I've currently done this, and I'm seriously considering undoing it in favor of some other logging solution. My biggest reason: OpenTelemetry fundamentally doesn't handle events that aren't part of a span, and doesn't handle spans that don't close. So, if you crash, you don't get telemetry to help you debug the crash.
I wish "span start" and "span end" were just independent events, and OTel tools handled and presented unfinished spans or events that don't appear within a span.
Logging solves this problem. If OTel and observability is attempting to position itself as a better alternative to logging, it needs to solve the problems that logging already solves. I'm not going to use completely separate tools for logging and observability.

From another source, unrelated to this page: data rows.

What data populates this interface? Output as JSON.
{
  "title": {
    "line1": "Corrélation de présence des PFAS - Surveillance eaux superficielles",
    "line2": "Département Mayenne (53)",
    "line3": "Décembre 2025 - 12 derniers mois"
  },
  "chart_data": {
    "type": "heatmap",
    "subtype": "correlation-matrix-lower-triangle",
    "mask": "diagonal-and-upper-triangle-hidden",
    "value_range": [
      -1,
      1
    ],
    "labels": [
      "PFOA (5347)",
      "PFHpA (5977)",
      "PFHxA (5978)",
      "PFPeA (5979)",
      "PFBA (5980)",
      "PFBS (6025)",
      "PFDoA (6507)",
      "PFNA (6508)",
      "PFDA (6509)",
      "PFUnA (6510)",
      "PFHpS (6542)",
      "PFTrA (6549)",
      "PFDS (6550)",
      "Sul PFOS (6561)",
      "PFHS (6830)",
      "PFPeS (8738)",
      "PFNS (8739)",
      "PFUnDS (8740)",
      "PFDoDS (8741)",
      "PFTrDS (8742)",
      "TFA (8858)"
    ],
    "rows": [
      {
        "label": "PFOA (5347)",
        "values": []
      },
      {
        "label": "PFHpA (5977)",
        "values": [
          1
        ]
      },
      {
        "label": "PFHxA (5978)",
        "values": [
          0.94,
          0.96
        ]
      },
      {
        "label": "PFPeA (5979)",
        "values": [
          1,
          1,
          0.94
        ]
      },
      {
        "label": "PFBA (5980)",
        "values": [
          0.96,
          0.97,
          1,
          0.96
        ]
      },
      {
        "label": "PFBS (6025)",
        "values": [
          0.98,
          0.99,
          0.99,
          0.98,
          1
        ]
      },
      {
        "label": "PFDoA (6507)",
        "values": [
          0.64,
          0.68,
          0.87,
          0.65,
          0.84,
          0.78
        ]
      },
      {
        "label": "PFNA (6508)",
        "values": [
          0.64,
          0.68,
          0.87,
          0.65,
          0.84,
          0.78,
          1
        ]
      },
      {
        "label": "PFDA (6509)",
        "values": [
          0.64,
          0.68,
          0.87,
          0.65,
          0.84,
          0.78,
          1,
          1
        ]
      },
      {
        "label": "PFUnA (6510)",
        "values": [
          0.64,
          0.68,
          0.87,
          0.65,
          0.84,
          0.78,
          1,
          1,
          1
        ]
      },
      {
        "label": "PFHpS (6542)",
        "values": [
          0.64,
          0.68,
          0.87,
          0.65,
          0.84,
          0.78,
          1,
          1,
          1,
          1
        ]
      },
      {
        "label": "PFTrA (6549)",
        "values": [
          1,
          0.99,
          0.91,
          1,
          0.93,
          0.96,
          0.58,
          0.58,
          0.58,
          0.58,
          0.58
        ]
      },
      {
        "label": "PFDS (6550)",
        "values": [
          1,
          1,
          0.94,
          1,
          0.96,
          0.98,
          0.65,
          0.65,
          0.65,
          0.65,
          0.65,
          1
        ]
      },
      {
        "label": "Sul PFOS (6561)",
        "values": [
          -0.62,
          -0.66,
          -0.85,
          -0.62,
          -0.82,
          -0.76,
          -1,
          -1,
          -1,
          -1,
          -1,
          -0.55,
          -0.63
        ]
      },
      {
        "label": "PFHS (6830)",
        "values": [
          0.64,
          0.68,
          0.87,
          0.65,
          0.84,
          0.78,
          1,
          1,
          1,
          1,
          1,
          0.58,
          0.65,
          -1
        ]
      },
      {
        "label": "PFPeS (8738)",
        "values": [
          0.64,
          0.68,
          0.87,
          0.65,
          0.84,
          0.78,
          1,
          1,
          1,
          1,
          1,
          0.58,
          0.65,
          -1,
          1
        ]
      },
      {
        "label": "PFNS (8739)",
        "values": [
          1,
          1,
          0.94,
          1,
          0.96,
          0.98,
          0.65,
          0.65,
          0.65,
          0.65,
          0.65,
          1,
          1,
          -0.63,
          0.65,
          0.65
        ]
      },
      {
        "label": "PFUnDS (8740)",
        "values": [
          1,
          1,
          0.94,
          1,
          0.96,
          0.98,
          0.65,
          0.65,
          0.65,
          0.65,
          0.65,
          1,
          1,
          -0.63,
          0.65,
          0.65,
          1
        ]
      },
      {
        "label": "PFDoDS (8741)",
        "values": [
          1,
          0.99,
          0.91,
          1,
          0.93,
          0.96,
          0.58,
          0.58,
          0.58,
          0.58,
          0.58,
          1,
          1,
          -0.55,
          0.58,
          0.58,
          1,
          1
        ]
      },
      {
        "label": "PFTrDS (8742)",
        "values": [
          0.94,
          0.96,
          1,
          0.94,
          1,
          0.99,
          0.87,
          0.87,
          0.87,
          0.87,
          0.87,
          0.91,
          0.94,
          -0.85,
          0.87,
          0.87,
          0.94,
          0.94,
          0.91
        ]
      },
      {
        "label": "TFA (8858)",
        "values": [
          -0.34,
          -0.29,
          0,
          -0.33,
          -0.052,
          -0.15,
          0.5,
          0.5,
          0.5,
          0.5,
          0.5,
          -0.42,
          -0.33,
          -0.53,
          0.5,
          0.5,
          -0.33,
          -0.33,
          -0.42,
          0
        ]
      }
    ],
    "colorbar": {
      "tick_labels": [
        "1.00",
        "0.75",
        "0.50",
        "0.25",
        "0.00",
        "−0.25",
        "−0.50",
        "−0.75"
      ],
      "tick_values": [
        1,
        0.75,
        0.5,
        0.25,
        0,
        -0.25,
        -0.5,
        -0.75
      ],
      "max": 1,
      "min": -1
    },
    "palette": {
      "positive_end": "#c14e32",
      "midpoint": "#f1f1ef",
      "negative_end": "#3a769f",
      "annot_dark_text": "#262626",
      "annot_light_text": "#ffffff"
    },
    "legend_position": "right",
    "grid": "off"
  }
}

Also, "crash" here doesn't necessarily mean "segfault" or equivalent. It can also mean "hang and not finish (and thus not end the span)", or "have a network issue that breaks the ability to submit observability data" (but after an event occurred, which could have been submitted if OTel didn't wait for spans to end first). There are any number of reasons why a span might start but not finish, most of which are bugs, and OTel and tools built upon it provide zero help when debugging those.
OTel logs are just your existing logs, though. If you have a way to say "whoopsie it hung" then this doesn't need to be tied to a trace at all. The only tying to a trace that occurs is when there's active span/trace in context, at which point the SDK or agent you use will wrap the log body in that span/trace ID. Export of logs is independent of trace export and will be in separate batches.
Edit: I see you're a major Rust user! That perhaps changes things. Most users of OTel are in Java, .NET, Node, Python, and Go. OTel is nowhere near as developed in Rust as it is for these languages. So I don't doubt you've run into issues with OTel for your purposes.
Unhandled exceptions is a pretty normal one. You get kicked out to your app's topmost level and you lost your span. My wishlist to solve this (and I actually wrote an implementation in Python which leans heavily on reflection) is to be able to attach arbitrary data to stack frames and exceptions when they occur merge all the data top-down and send it up to your handler.
Signal handlers are another one and are a whole other beast simply because they're completely devoid of context.
They're icky (as language design / practices) to me precisely because you end up executing context-free code. But I'd probably also just start a new trace in my signal handler / exception handler tagged with "shrug"...
I wish "span start" and "span end" were just independent events, and OTel tools handled and presented unfinished spans or events that don't appear within a span.